インゲンマメを摂取する前には、少なくとも水に5時間浸し、約100℃で少なくとも10分間煮沸する必要があります。(参考)

インゲンマメの栄養素

生またはきちんと調理されていないインゲンマメには、多くの反栄養素が含まれています。これらの反栄養素は消化管からの栄養吸収を抑え、栄養価を低下させてしまう物質です。

場合によっては有益なこともありますが、豆類が主食である発展途上国ではこの反栄養素が深刻な懸念事項となっています。

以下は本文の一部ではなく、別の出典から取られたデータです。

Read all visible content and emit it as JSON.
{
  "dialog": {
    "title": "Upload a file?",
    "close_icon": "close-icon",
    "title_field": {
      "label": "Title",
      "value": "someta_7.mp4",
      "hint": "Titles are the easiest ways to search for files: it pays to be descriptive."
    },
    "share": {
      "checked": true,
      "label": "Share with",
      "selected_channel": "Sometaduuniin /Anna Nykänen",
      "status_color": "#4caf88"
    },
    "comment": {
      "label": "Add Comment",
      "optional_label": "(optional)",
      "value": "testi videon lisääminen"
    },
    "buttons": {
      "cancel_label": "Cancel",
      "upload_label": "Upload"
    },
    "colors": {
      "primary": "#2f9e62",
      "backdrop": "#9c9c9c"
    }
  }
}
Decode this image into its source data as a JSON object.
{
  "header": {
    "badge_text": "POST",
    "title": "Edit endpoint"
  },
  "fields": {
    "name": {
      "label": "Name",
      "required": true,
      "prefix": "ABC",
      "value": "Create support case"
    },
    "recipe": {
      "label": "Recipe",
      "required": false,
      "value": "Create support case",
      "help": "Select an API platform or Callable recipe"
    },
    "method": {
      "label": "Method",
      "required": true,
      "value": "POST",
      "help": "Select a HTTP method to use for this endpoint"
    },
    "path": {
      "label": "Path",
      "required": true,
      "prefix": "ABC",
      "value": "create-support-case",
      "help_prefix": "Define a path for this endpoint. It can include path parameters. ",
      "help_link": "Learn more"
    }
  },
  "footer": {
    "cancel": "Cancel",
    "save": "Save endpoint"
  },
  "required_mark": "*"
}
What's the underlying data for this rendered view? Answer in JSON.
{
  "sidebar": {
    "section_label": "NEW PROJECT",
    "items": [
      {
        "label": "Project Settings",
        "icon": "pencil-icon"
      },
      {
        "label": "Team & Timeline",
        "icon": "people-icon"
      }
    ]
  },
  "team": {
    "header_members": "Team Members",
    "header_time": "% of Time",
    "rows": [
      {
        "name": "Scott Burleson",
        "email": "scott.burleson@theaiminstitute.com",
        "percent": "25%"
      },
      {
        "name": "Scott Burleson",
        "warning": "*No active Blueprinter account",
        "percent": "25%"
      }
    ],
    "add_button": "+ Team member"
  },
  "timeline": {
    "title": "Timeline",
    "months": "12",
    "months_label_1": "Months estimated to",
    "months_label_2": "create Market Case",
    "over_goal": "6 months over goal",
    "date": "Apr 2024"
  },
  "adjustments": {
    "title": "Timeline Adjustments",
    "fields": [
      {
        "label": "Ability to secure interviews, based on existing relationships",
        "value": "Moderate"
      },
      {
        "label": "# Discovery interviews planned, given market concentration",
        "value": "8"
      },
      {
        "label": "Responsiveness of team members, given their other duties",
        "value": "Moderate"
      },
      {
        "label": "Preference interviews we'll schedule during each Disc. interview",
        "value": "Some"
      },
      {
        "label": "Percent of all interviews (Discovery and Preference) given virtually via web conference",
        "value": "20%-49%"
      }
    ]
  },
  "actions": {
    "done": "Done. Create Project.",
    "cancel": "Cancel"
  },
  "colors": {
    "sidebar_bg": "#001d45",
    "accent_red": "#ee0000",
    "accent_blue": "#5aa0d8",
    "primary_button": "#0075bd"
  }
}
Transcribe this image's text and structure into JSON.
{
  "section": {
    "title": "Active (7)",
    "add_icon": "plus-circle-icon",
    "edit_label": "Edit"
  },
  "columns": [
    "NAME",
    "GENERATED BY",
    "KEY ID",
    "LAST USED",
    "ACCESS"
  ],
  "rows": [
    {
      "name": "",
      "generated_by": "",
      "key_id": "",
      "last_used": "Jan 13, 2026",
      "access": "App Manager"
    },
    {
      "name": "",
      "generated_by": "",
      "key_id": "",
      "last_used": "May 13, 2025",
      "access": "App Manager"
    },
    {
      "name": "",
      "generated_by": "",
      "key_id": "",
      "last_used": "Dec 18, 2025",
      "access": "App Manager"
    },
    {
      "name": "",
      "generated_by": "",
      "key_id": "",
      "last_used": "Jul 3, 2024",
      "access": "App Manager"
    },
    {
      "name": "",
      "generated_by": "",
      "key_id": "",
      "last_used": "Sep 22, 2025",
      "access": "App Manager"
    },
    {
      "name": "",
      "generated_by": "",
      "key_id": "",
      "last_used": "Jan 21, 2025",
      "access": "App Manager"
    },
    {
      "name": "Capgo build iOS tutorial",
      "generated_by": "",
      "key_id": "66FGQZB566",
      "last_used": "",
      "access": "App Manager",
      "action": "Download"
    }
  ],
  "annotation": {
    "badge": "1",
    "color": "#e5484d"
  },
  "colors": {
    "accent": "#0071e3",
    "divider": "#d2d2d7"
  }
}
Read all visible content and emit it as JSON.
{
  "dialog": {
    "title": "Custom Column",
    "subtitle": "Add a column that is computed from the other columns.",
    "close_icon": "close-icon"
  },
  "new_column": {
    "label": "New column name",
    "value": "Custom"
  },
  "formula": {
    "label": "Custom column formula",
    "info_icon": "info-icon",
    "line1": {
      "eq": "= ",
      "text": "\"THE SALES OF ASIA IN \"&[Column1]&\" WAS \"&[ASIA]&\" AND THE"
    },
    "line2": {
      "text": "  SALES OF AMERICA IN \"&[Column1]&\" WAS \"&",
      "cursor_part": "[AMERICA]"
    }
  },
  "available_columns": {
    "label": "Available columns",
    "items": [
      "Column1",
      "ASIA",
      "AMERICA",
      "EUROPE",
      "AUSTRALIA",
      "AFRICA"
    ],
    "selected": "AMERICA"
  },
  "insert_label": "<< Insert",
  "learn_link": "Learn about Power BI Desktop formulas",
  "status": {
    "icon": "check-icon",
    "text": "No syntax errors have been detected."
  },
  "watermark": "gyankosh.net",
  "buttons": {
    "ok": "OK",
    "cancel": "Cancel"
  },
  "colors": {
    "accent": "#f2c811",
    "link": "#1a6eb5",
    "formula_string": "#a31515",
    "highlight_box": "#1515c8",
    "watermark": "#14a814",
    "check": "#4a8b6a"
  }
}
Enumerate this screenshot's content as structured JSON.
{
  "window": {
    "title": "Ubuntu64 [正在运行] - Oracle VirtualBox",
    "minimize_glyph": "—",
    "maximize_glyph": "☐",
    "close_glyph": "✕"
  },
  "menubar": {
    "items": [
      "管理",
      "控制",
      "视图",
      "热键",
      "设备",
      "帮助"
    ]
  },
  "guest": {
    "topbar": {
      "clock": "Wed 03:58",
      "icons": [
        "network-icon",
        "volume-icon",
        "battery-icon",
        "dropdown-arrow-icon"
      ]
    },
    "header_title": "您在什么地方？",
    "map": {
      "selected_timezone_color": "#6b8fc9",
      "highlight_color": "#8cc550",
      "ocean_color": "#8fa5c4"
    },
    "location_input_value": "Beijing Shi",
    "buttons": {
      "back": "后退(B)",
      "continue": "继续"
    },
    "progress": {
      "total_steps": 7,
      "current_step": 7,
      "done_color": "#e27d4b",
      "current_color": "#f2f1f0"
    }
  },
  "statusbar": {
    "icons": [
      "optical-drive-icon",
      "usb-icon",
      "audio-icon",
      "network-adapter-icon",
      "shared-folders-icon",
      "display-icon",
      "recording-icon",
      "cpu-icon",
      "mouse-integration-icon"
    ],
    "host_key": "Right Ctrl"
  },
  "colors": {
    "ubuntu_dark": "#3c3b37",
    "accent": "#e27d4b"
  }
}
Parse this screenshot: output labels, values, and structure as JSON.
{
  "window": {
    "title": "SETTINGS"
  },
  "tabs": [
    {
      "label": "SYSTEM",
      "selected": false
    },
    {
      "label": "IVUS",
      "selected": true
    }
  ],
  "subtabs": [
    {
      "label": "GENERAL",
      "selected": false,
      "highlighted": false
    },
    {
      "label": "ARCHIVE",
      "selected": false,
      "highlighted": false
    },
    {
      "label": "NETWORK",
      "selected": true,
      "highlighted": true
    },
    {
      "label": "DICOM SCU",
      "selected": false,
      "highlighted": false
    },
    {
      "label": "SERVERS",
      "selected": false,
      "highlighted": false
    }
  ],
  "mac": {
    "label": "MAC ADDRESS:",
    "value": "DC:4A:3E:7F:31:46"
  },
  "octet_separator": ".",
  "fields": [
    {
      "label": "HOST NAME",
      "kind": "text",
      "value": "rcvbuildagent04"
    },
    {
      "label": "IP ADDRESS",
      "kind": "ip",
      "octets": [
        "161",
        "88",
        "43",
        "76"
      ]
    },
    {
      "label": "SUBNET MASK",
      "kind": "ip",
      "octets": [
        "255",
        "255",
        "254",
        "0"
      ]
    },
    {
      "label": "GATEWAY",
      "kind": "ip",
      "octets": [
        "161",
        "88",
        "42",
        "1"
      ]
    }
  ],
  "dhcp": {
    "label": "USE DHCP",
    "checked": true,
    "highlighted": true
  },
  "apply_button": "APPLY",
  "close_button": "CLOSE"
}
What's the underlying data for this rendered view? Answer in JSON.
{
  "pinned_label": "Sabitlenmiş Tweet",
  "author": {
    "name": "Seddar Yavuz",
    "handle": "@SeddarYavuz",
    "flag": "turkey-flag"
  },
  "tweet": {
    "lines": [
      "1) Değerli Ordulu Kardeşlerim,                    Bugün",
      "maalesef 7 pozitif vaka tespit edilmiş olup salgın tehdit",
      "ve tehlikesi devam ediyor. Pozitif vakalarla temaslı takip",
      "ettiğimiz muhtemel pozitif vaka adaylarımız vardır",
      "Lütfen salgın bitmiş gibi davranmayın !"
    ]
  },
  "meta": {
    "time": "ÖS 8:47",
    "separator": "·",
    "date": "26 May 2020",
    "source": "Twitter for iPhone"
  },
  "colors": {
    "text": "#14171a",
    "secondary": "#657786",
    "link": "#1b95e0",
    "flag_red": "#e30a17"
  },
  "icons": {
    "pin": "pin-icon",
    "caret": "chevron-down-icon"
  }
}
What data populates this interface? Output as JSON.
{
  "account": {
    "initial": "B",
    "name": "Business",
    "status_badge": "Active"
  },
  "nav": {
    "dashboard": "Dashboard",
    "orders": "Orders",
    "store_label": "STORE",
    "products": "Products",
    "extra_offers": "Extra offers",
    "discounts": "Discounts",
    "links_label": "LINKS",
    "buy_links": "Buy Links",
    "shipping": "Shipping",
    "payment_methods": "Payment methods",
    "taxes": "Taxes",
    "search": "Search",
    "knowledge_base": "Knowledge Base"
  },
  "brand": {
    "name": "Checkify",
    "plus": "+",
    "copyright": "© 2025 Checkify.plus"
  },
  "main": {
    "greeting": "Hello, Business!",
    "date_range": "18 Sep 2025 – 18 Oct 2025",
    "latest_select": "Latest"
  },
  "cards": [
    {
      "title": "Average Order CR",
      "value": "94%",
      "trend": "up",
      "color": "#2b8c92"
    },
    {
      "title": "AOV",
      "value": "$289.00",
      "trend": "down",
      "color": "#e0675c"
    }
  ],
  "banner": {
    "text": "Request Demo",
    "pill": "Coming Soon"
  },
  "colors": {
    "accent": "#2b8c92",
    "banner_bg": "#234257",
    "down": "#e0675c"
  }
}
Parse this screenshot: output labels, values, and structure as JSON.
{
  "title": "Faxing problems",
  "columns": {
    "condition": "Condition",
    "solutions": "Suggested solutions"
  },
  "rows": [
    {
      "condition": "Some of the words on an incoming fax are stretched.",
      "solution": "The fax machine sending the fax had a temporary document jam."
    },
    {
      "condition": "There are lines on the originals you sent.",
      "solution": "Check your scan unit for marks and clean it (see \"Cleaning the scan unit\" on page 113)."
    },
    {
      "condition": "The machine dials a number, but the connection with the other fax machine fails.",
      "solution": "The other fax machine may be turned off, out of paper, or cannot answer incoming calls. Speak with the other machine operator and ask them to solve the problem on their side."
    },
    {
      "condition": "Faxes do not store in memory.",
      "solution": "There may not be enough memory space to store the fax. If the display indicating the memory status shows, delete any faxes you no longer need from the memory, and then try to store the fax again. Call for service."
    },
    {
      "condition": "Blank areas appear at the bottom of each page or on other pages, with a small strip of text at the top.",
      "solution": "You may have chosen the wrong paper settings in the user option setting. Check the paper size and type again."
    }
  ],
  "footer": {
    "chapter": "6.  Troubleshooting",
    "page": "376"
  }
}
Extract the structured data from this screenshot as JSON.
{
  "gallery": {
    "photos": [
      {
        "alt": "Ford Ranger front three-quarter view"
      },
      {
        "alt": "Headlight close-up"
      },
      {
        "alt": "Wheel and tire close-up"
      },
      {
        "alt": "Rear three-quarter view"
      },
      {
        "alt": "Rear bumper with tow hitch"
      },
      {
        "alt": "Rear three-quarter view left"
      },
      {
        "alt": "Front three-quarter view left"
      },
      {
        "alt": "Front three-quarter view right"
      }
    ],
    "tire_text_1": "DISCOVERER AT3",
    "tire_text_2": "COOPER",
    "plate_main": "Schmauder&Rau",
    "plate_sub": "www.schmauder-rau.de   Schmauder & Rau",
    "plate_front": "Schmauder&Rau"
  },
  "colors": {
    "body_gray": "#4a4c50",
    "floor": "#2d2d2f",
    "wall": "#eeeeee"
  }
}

インゲンマメの主な栄養素は次のとおりです。(参考1参考2参考3)

  • フィチン酸:フィチン酸塩としても知られるこの化合物は、鉄や亜鉛などのミネラルの吸収を阻害します。 
  • プロテアーゼ阻害剤:トリプシン阻害剤としても知られるこれらのタンパク質は、さまざまな消化酵素の機能を阻害し、タンパク質消化を損ないます。 
  • デンプンブロッカー:これらの物質は、α-アミラーゼ阻害剤とも呼ばれ、消化管からの炭水化物の吸収を抑えます。 


フィチン酸、プロテアーゼ阻害剤そしてデンプンブロッカーは、豆類が適切に調理されている場合、すべてまたは部分的に作用は抑えられます。(参考1参考2参考3)

豆類を発酵させて発芽させると、フィチン酸などの反栄養素がさらに減少する可能性があります。(参考)

鼓腸と鼓腸

一部の人々では、豆類が膨満感、鼓腸、下痢などの不快な影響を引き起こす可能性があります。(参考)

これはアルファガラクトシドと呼ばれる不溶性繊維が原因です。それらは、過敏性腸症候群(IBS)の症状を悪化させる可能性のあるFODMAPの食物繊維のグループに属しています。(参考1参考2参考3)

アルファガラクトシドは、豆を水に浸して発芽させることで部分的に除去できます。(参考)


Point:生または十分に調理されていないインゲンマメには毒性があり、摂取は避けるべきでしょう。さらにこれらの豆類には反栄養素が含まれており、一部の人では鼓腸、鼓腸、下痢などの症状を引き起こす可能性があります。


まとめ

インゲンマメは植物由来の優れたタンパク質源です。また、さまざまなミネラル、ビタミン、食物繊維、抗酸化物質、その他のユニークな植物性化合物も豊富に含まれています。

したがって、これらの豆類は減量をサポートし、結腸の健康を促進、血糖値の上昇を緩和する作用があります。

ただし、インゲンマメは常によく調理して食べる必要があります。 生または調理が不十分な場合は有毒となります。